Depuis le bienfait de l’impératrice, si vous en exceptez quelques moments doux que vous savez, tout le reste n’a été qu’ennuis, déplaisances ou chagrins. Ce sont des bonnes amies qu’on faisait raffoler et sécher sur pied ; et quand ces bonnes amies-là ne sont pas heureuses, il faut aussi que je souffre. Ce sont les embarras de leur déménagement, qui m’a fait trembler pour leur santé : croyez-vous que tandis qu’elles se brisaient les reins à faire des paquets, à les porter, à les arranger, et qu’elles avalaient de la poussière, moi je fusse à mon aise ? C’est un départ qui me sépare d’elles, Dieu sait pour combien de temps, et qui me laisse désolé. C’est, depuis que je ne les ai plus, un enchaînement d’événements qui finiront par me chasser, sinon de Paris, du moins de la société.
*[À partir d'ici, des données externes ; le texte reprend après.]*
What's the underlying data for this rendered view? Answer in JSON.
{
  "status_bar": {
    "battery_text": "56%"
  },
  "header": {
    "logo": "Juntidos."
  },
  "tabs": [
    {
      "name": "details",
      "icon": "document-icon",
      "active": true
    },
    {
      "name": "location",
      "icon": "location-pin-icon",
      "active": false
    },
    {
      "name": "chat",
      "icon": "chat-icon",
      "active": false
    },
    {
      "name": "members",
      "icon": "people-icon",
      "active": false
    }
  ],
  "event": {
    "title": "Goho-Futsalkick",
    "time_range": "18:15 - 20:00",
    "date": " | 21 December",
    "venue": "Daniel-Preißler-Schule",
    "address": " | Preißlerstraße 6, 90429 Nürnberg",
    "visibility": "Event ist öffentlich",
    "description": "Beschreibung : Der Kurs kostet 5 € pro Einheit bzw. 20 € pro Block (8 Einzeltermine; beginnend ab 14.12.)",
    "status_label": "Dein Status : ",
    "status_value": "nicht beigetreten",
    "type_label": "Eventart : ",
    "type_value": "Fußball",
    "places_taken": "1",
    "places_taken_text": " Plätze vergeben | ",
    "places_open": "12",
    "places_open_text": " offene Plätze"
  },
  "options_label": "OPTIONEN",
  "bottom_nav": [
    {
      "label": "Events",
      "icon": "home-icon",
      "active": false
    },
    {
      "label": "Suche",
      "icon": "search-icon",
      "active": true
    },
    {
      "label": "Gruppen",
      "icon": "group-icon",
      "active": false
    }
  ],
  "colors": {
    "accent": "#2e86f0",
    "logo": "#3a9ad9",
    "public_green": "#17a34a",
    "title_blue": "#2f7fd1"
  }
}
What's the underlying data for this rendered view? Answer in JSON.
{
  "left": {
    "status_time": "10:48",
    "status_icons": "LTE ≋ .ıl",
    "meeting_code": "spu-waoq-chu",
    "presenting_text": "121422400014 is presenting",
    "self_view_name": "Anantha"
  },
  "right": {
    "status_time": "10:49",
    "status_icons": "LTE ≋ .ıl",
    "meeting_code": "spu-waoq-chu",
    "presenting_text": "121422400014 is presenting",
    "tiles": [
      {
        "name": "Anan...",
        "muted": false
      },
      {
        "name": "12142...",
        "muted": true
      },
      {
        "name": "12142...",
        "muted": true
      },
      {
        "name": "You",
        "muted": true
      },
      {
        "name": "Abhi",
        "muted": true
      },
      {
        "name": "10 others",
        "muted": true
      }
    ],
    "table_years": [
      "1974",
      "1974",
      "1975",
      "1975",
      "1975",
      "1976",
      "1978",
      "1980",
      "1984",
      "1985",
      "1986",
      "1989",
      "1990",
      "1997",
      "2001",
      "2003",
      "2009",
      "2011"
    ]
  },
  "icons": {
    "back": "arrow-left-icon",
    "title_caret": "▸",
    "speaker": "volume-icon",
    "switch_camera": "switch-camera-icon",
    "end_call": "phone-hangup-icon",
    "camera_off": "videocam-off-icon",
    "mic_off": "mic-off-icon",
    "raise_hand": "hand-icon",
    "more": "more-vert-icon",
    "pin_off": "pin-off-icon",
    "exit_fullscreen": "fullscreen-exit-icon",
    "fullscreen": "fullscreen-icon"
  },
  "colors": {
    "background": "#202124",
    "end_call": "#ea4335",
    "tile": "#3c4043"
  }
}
Vous savez que M. Tronchin avait été appelé en poste à Lyon pour la maladie de son associé, et que mes seize mille livres[1] étaient restées entre les mains de M. Colin de Saint-Marc. D’abord, il est inouï combien ma sécurité, bien ou mal fondée là-dessus, m’a attiré de petites querelles domestiques. J’en étais là, lorsque je reçois de M. Tronchin une lettre pour M. de Saint-Marc. Je la garde

  1. Provenant de la vente de sa bibliothèque à l’impératrice Catherine II.